Each Modbus RTU device has a unique address between 1 and 255. The RS PRO PLC default Modbus address is 1, so this is what we’ll need to use when communicating with it. Although the address can be changed, since in a production environment we might have a single RS-485 bus with numerous devices connected to it and each would need a unique address.
In Part 1 we briefly talked about Modbus Function Codes, notably FC2 “read a discrete input” and FC5 “write single coil”, which we’ll need to use to read a digital input and write to an output. Along with which we’ll also need the register addresses of the input or output in question. In our case the address used with each is 0. When reading the inputs we can also specify quantity 8 to read the status of all the PLC inputs in a single operation.
On the left-hand side of Node-RED we have the palette, where all the various nodes are organised by category. However, by default this does not include any Modbus nodes and so these had to be installed via Main Menu (three bars top-right) → Manage Palette. From here we searched for and installed node-red-contrib-modbus.
Once installed we had to stop and restart Node-RED in order for it to pick up the new nodes.
To read the PLC digital inputs we started by dragging a Modbus Read node from the palette, dropping this onto the canvas, then opening it and filling in the parameters.

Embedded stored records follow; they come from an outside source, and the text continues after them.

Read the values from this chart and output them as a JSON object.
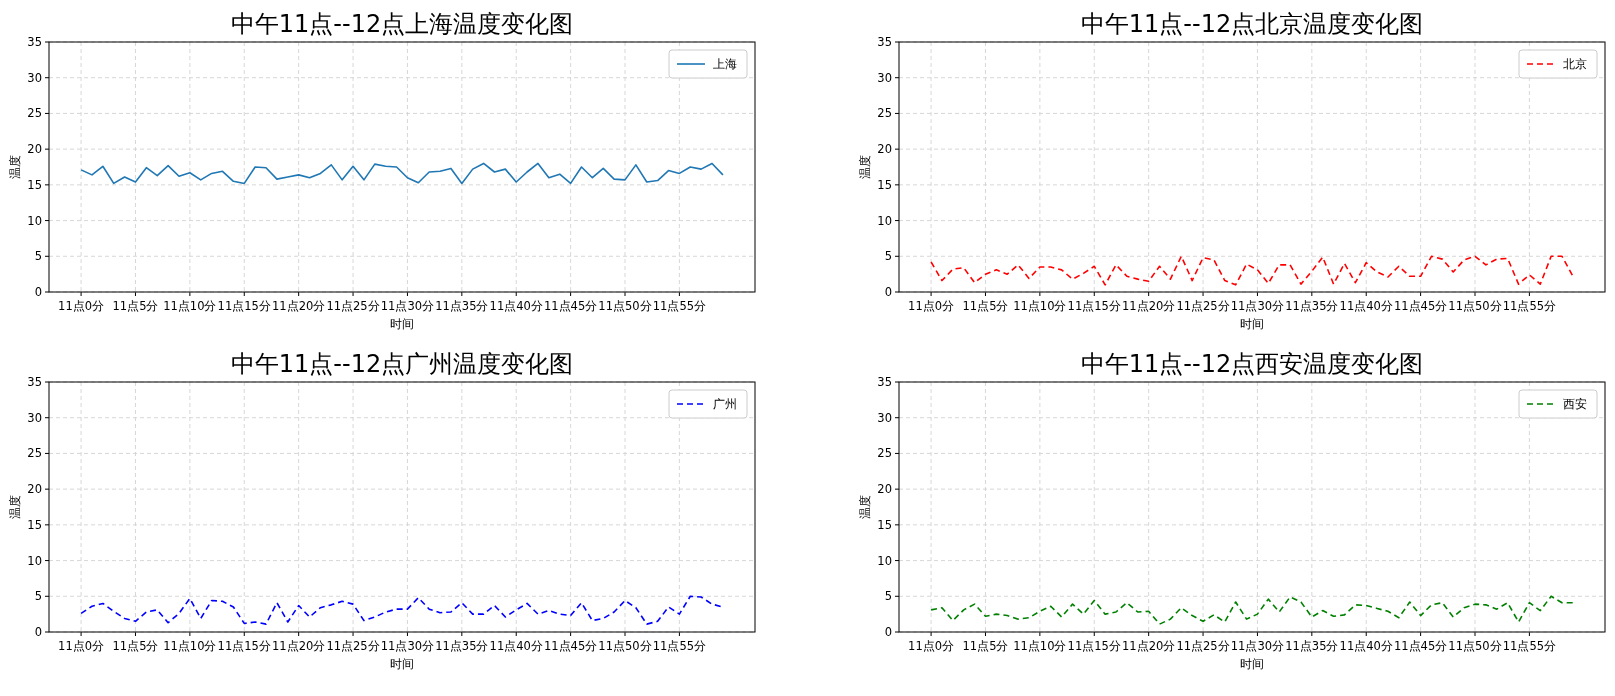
{
  "chart_data": [
    {
      "type": "line",
      "title": "中午11点--12点上海温度变化图",
      "xlabel": "时间",
      "ylabel": "温度",
      "line_style": "solid",
      "grid": true,
      "legend": "top right",
      "ylim": [
        0,
        35
      ],
      "yticks": [
        0,
        5,
        10,
        15,
        20,
        25,
        30,
        35
      ],
      "categories": [
        "11点0分",
        null,
        null,
        null,
        null,
        "11点5分",
        null,
        null,
        null,
        null,
        "11点10分",
        null,
        null,
        null,
        null,
        "11点15分",
        null,
        null,
        null,
        null,
        "11点20分",
        null,
        null,
        null,
        null,
        "11点25分",
        null,
        null,
        null,
        null,
        "11点30分",
        null,
        null,
        null,
        null,
        "11点35分",
        null,
        null,
        null,
        null,
        "11点40分",
        null,
        null,
        null,
        null,
        "11点45分",
        null,
        null,
        null,
        null,
        "11点50分",
        null,
        null,
        null,
        null,
        "11点55分",
        null,
        null,
        null,
        null
      ],
      "series": [
        {
          "name": "上海",
          "color": "#1f77b4",
          "values": [
            17.1,
            16.4,
            17.6,
            15.2,
            16.1,
            15.4,
            17.4,
            16.3,
            17.7,
            16.2,
            16.7,
            15.7,
            16.6,
            16.9,
            15.5,
            15.2,
            17.5,
            17.4,
            15.8,
            16.1,
            16.4,
            16.0,
            16.6,
            17.8,
            15.7,
            17.6,
            15.7,
            17.9,
            17.6,
            17.5,
            16.0,
            15.3,
            16.8,
            16.9,
            17.3,
            15.2,
            17.2,
            18.0,
            16.8,
            17.2,
            15.4,
            16.8,
            18.0,
            16.0,
            16.5,
            15.2,
            17.5,
            16.0,
            17.3,
            15.8,
            15.7,
            17.8,
            15.4,
            15.6,
            17.0,
            16.6,
            17.5,
            17.2,
            18.0,
            16.4
          ]
        }
      ]
    },
    {
      "type": "line",
      "title": "中午11点--12点北京温度变化图",
      "xlabel": "时间",
      "ylabel": "温度",
      "line_style": "dashed",
      "grid": true,
      "legend": "top right",
      "ylim": [
        0,
        35
      ],
      "yticks": [
        0,
        5,
        10,
        15,
        20,
        25,
        30,
        35
      ],
      "categories": [
        "11点0分",
        null,
        null,
        null,
        null,
        "11点5分",
        null,
        null,
        null,
        null,
        "11点10分",
        null,
        null,
        null,
        null,
        "11点15分",
        null,
        null,
        null,
        null,
        "11点20分",
        null,
        null,
        null,
        null,
        "11点25分",
        null,
        null,
        null,
        null,
        "11点30分",
        null,
        null,
        null,
        null,
        "11点35分",
        null,
        null,
        null,
        null,
        "11点40分",
        null,
        null,
        null,
        null,
        "11点45分",
        null,
        null,
        null,
        null,
        "11点50分",
        null,
        null,
        null,
        null,
        "11点55分",
        null,
        null,
        null,
        null
      ],
      "series": [
        {
          "name": "北京",
          "color": "#ff0000",
          "values": [
            4.2,
            1.6,
            3.2,
            3.4,
            1.3,
            2.5,
            3.1,
            2.5,
            3.8,
            1.9,
            3.5,
            3.5,
            3.1,
            1.8,
            2.6,
            3.6,
            1.0,
            3.8,
            2.2,
            1.8,
            1.5,
            3.6,
            1.8,
            5.0,
            1.6,
            4.8,
            4.5,
            1.6,
            1.0,
            3.9,
            3.1,
            1.2,
            3.8,
            3.8,
            1.1,
            2.9,
            4.9,
            1.1,
            4.0,
            1.3,
            4.1,
            2.8,
            2.1,
            3.6,
            2.2,
            2.2,
            5.0,
            4.6,
            2.8,
            4.5,
            5.0,
            3.8,
            4.6,
            4.7,
            1.1,
            2.4,
            1.1,
            5.0,
            5.0,
            2.2
          ]
        }
      ]
    },
    {
      "type": "line",
      "title": "中午11点--12点广州温度变化图",
      "xlabel": "时间",
      "ylabel": "温度",
      "line_style": "dashed",
      "grid": true,
      "legend": "top right",
      "ylim": [
        0,
        35
      ],
      "yticks": [
        0,
        5,
        10,
        15,
        20,
        25,
        30,
        35
      ],
      "categories": [
        "11点0分",
        null,
        null,
        null,
        null,
        "11点5分",
        null,
        null,
        null,
        null,
        "11点10分",
        null,
        null,
        null,
        null,
        "11点15分",
        null,
        null,
        null,
        null,
        "11点20分",
        null,
        null,
        null,
        null,
        "11点25分",
        null,
        null,
        null,
        null,
        "11点30分",
        null,
        null,
        null,
        null,
        "11点35分",
        null,
        null,
        null,
        null,
        "11点40分",
        null,
        null,
        null,
        null,
        "11点45分",
        null,
        null,
        null,
        null,
        "11点50分",
        null,
        null,
        null,
        null,
        "11点55分",
        null,
        null,
        null,
        null
      ],
      "series": [
        {
          "name": "广州",
          "color": "#0000ff",
          "values": [
            2.6,
            3.6,
            4.0,
            2.9,
            1.9,
            1.5,
            2.8,
            3.1,
            1.3,
            2.6,
            4.7,
            1.9,
            4.4,
            4.3,
            3.5,
            1.2,
            1.4,
            1.1,
            4.1,
            1.4,
            3.7,
            2.1,
            3.4,
            3.8,
            4.3,
            3.9,
            1.6,
            2.1,
            2.8,
            3.2,
            3.2,
            4.8,
            3.2,
            2.7,
            2.8,
            4.1,
            2.5,
            2.5,
            3.7,
            2.1,
            3.1,
            4.0,
            2.5,
            3.0,
            2.5,
            2.3,
            4.1,
            1.6,
            1.9,
            2.8,
            4.4,
            3.4,
            1.1,
            1.5,
            3.5,
            2.5,
            5.0,
            4.9,
            3.9,
            3.5
          ]
        }
      ]
    },
    {
      "type": "line",
      "title": "中午11点--12点西安温度变化图",
      "xlabel": "时间",
      "ylabel": "温度",
      "line_style": "dashed",
      "grid": true,
      "legend": "top right",
      "ylim": [
        0,
        35
      ],
      "yticks": [
        0,
        5,
        10,
        15,
        20,
        25,
        30,
        35
      ],
      "categories": [
        "11点0分",
        null,
        null,
        null,
        null,
        "11点5分",
        null,
        null,
        null,
        null,
        "11点10分",
        null,
        null,
        null,
        null,
        "11点15分",
        null,
        null,
        null,
        null,
        "11点20分",
        null,
        null,
        null,
        null,
        "11点25分",
        null,
        null,
        null,
        null,
        "11点30分",
        null,
        null,
        null,
        null,
        "11点35分",
        null,
        null,
        null,
        null,
        "11点40分",
        null,
        null,
        null,
        null,
        "11点45分",
        null,
        null,
        null,
        null,
        "11点50分",
        null,
        null,
        null,
        null,
        "11点55分",
        null,
        null,
        null,
        null
      ],
      "series": [
        {
          "name": "西安",
          "color": "#008000",
          "values": [
            3.1,
            3.4,
            1.6,
            3.1,
            3.9,
            2.2,
            2.5,
            2.3,
            1.8,
            2.0,
            2.9,
            3.6,
            2.1,
            3.9,
            2.5,
            4.4,
            2.5,
            2.8,
            4.1,
            2.8,
            2.9,
            1.1,
            1.8,
            3.4,
            2.3,
            1.5,
            2.4,
            1.4,
            4.2,
            1.8,
            2.5,
            4.6,
            2.8,
            4.9,
            4.2,
            2.1,
            3.0,
            2.2,
            2.4,
            3.8,
            3.7,
            3.3,
            2.9,
            2.0,
            4.2,
            2.3,
            3.8,
            4.1,
            2.1,
            3.4,
            3.9,
            3.8,
            3.2,
            4.1,
            1.4,
            4.1,
            3.0,
            5.0,
            4.1,
            4.1
          ]
        }
      ]
    }
  ]
}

However, since a Modbus server (slave device) hadn’t been defined yet, we needed to click on edit at the side of the bottom field in order to define one. From here we set the name to PLC, selected type Serial (Modbus TCP can also be used), entered the serial port, baud rate and Unit-Id (PLC Modbus address) as covered earlier. We can also set timeouts and other optional parameters.
Returning to our Modbus Read node we can see the address and quantity set, a poll interval of 5 seconds, and the PLC Server selected which we had previously defined.
With the output of the Modbus Read node connected to a Debug node, we can see that the former is marked active ( 5 sec. ) and debug messages are output on the right. In this output we see an array of 8 values, which are all false, with the exception of the first value briefly toggling to true as Input 1 on the PLC is pulled high by connecting a wire from it to +24V.
Writing to an output
A Modbus output is termed a “coil”, as in a relay coil, and we can force its status to on or off using Function Code 5. We started by dragging a Modbus Write node onto the canvas, setting its name to Relay 1, selecting FC 5, and PLC again for the Server.
We then added an Inject node called On, set msg.payload to boolean true, and connected the output to the input of the Modbus Write node.
Next we added a second Inject node called Off, with msg.payload set to false and its output also connected to the Modbus Write node.
Finally, we connected the output of the Modbus Write node to another Debug node. Now when we clicked on the On inject node, we could hear a PLC relay toggle and in the debug output we saw a status of true reported. Clicking on the Off inject node we heard the relay toggle again and, as expected, a value of false was reported in the debug window.
In this series we’ve seen just how easy it is to combine the industrial convenience of a low cost PLC with the power of a Rock SBC, and how quickly we can be up and running with an incredibly flexible software platform such as Node-RED, reading inputs and driving outputs. We’ve not even scratched the surface of what’s possible with Node-RED, which enables rapid development of complex applications, plus integration with databases, web APIs and much more.
Furthermore, with a powerful embedded compute platform such as a Rock SBC, it would also be possible to run advanced machine vision and AI applications, which are similarly integrated with industrial platforms via a PLC and Modbus interfacing.